I glanced around me at the peculiar trees.

“And this stuff is Devonian, eh?”

“Quite indubitably…those are aneurophytons over there, a variety of seed fern…and those odd-looking bushes are a variety of horsetail called calamites…”

“What about those funny-looking trees over there?” I asked, nodding at something that looked as if it had grown from a few seeds dropped down from Mars.

“Archaeosigillaria, a true lycopod, commonly known as club-mosses,” he said dreamily. “And these pallid, slenderfronded growths through which we are at the moment strolling are psilophyton, a very primitive form of plant life.”
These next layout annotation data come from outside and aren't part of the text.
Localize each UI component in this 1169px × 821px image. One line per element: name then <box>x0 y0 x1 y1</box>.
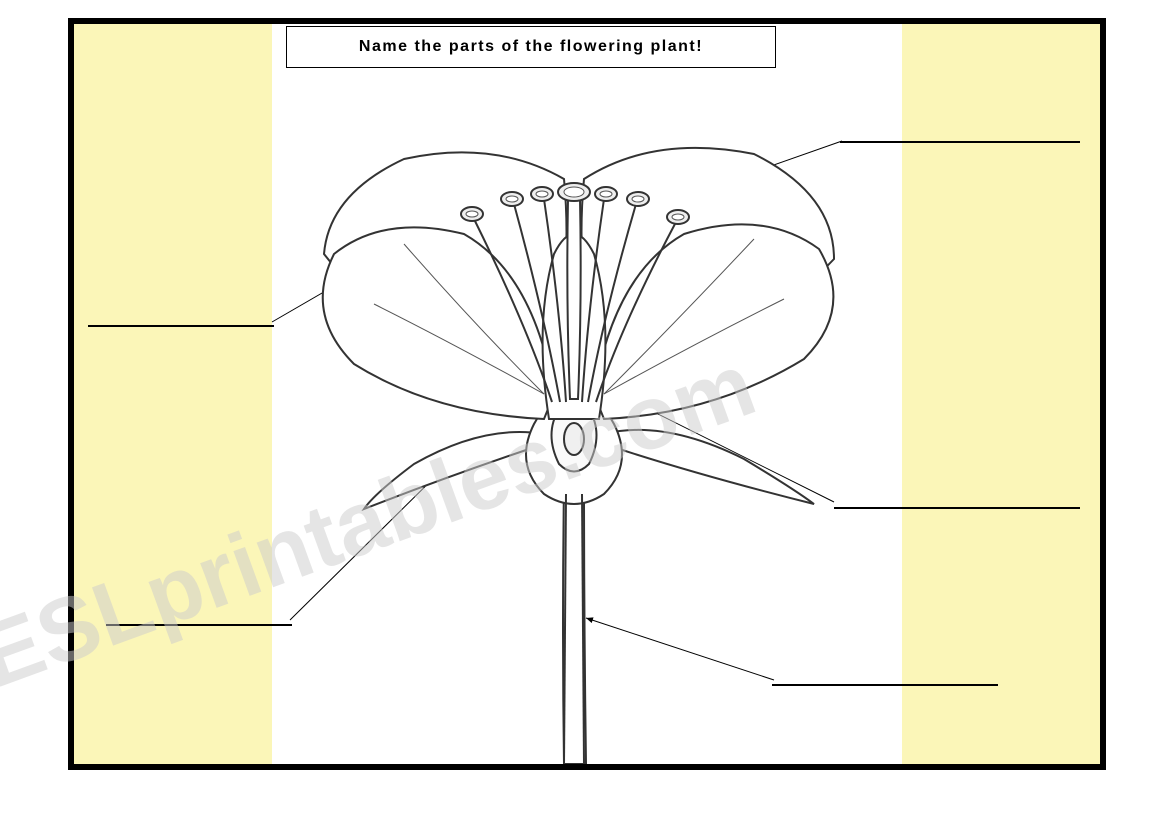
blank-line-ovary[interactable] <box>834 507 1080 509</box>
flower-group <box>323 148 834 764</box>
title-box: Name the parts of the flowering plant! <box>286 26 776 68</box>
arrow-stem <box>586 618 774 680</box>
title-text: Name the parts of the flowering plant! <box>359 38 703 56</box>
blank-line-stem[interactable] <box>772 684 998 686</box>
flower-diagram <box>74 24 1100 764</box>
ovule <box>564 423 584 455</box>
sepal-left <box>364 432 544 509</box>
blank-line-stamen[interactable] <box>88 325 274 327</box>
blank-line-petal[interactable] <box>840 141 1080 143</box>
worksheet-frame: Name the parts of the flowering plant! <box>68 18 1106 770</box>
pistil-style <box>567 199 580 399</box>
sepal-right <box>604 430 814 504</box>
blank-line-sepal[interactable] <box>106 624 292 626</box>
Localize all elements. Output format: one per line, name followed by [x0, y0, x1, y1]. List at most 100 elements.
His gaze became ecstatic. “Think of the marvel of it all…these very earliest forms of vegetable life died out and became extinct long before the first mammalian brain sluggishly stirred toward a spark of sentience…hitherto we have only known them from their fossilized traces or remains—but to actually look upon the living plants themselvesl Noble Newton!”

I did not exactly share his excited fervor, but I could understand it, I suppose.
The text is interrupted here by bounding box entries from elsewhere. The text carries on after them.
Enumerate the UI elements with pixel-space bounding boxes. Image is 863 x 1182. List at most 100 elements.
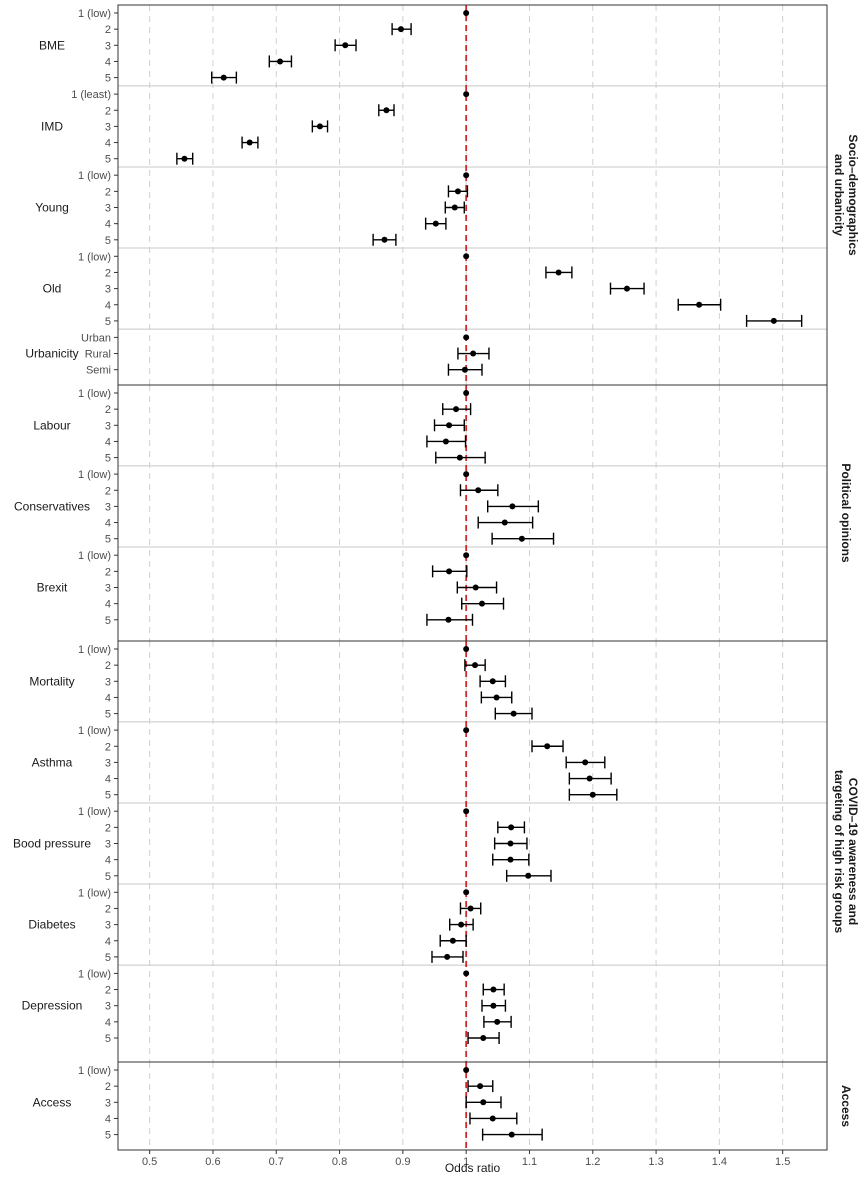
- panel-frame: [117, 640, 828, 1063]
- level-label: 4: [105, 138, 111, 150]
- x-tick-label: 1: [463, 1156, 469, 1168]
- odds-ratio-point: [508, 1131, 515, 1138]
- odds-ratio-point: [586, 775, 593, 782]
- odds-ratio-point: [463, 253, 470, 260]
- odds-ratio-point: [493, 694, 500, 701]
- group-label: Mortality: [29, 674, 74, 688]
- level-label: 2: [105, 822, 111, 834]
- odds-ratio-point: [397, 26, 404, 33]
- odds-ratio-point: [463, 334, 470, 341]
- strip-label: Access: [839, 1085, 853, 1127]
- level-label: 1 (low): [78, 725, 111, 737]
- level-label: 2: [105, 566, 111, 578]
- group-label: Conservatives: [14, 499, 90, 513]
- odds-ratio-point: [463, 10, 470, 16]
- level-label: 2: [105, 903, 111, 915]
- level-label: 1 (low): [78, 251, 111, 263]
- level-label: 5: [105, 316, 111, 328]
- odds-ratio-point: [463, 808, 470, 815]
- group-label: Labour: [33, 418, 70, 432]
- x-axis-title: Odds ratio: [445, 1161, 501, 1175]
- odds-ratio-point: [463, 1067, 470, 1073]
- odds-ratio-point: [316, 123, 323, 130]
- x-tick-label: 0.6: [205, 1156, 220, 1168]
- odds-ratio-point: [490, 1002, 497, 1009]
- group-label: BME: [39, 38, 65, 52]
- x-tick-label: 0.5: [142, 1156, 157, 1168]
- level-label: 1 (low): [78, 806, 111, 818]
- odds-ratio-point: [342, 42, 349, 49]
- odds-ratio-point: [489, 678, 496, 685]
- level-label: 3: [105, 583, 111, 595]
- odds-ratio-point: [445, 616, 452, 623]
- level-label: 3: [105, 1001, 111, 1013]
- level-label: 2: [105, 186, 111, 198]
- level-label: 3: [105, 757, 111, 769]
- odds-ratio-point: [458, 921, 465, 928]
- odds-ratio-point: [467, 905, 474, 912]
- panel-frame: [117, 4, 828, 386]
- odds-ratio-point: [381, 236, 388, 243]
- level-label: 4: [105, 774, 111, 786]
- level-label: 3: [105, 839, 111, 851]
- odds-ratio-point: [509, 503, 516, 510]
- level-label: 3: [105, 121, 111, 133]
- odds-ratio-point: [489, 1115, 496, 1122]
- group-label: Old: [43, 282, 62, 296]
- level-label: Urban: [81, 332, 111, 344]
- level-label: 4: [105, 219, 111, 231]
- odds-ratio-point: [463, 172, 470, 179]
- strip-label: targeting of high risk groups: [832, 770, 846, 934]
- level-label: 3: [105, 203, 111, 215]
- odds-ratio-point: [507, 840, 514, 847]
- odds-ratio-point: [461, 366, 468, 373]
- odds-ratio-point: [453, 406, 460, 413]
- odds-ratio-point: [770, 317, 777, 324]
- level-label: 1 (low): [78, 388, 111, 400]
- level-label: 5: [105, 709, 111, 721]
- level-label: 1 (low): [78, 8, 111, 20]
- level-label: 1 (low): [78, 1065, 111, 1077]
- level-label: 2: [105, 985, 111, 997]
- level-label: 1 (low): [78, 968, 111, 980]
- strip-label: Political opinions: [839, 463, 853, 563]
- level-label: Semi: [86, 365, 111, 377]
- level-label: 1 (low): [78, 170, 111, 182]
- x-tick-label: 1.2: [585, 1156, 600, 1168]
- level-label: 4: [105, 855, 111, 867]
- odds-ratio-point: [463, 552, 470, 559]
- level-label: 5: [105, 615, 111, 627]
- group-label: Access: [33, 1095, 72, 1109]
- level-label: 5: [105, 235, 111, 247]
- odds-ratio-point: [494, 1018, 501, 1025]
- group-label: Asthma: [32, 755, 73, 769]
- odds-ratio-point: [444, 953, 451, 960]
- odds-ratio-point: [555, 269, 562, 276]
- odds-ratio-point: [470, 350, 477, 357]
- odds-ratio-point: [510, 710, 517, 717]
- level-label: 2: [105, 660, 111, 672]
- odds-ratio-point: [544, 743, 551, 750]
- level-label: 1 (low): [78, 644, 111, 656]
- odds-ratio-point: [589, 791, 596, 798]
- odds-ratio-point: [480, 1035, 487, 1041]
- level-label: 5: [105, 1033, 111, 1045]
- odds-ratio-point: [383, 107, 390, 114]
- level-label: 5: [105, 1130, 111, 1142]
- level-label: 3: [105, 920, 111, 932]
- odds-ratio-point: [501, 519, 508, 526]
- x-tick-label: 1.4: [712, 1156, 727, 1168]
- level-label: 4: [105, 1017, 111, 1029]
- odds-ratio-point: [582, 759, 589, 766]
- odds-ratio-point: [463, 727, 470, 734]
- odds-ratio-point: [525, 872, 532, 879]
- odds-ratio-point: [463, 970, 470, 977]
- level-label: 3: [105, 420, 111, 432]
- group-label: Bood pressure: [13, 837, 91, 851]
- level-label: 2: [105, 741, 111, 753]
- odds-ratio-point: [446, 568, 453, 575]
- level-label: 2: [105, 105, 111, 117]
- odds-ratio-point: [449, 937, 456, 944]
- level-label: 1 (least): [71, 89, 111, 101]
- odds-ratio-point: [472, 584, 479, 591]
“It’s like as if we had a Time Machine,” I mused, “and had gotten lost in the prehistoric past…”

“Precisely so,” he sighed. “Castaways of time, marooned in a forgotten yesterday countless millions of years before our own modern age.…”

Just then I took a false step and went to my knees in yellow muck, and rose dripping and foul.

“Very poetic,” I grumbled, “but give me the sidewalks of Cairo or a good filet mignon on Park Avenue.”

“My boy,” he sighed, “you have no soul!”

“I got plenty of soul, Doc!” I protested. “It’s just that I would be enjoying this time trek a lot more if I had brought along a motorcycle. Or a good dry canoe,” I added grimly. For we had come to the shore of another lake of watery mud, and it looked like a long walk around it.

Poetry is all very well, and I have nothing against souls, either, for that matter.

But I hate wet clothes and a bootfull of squishy mud can ruin my whole morning!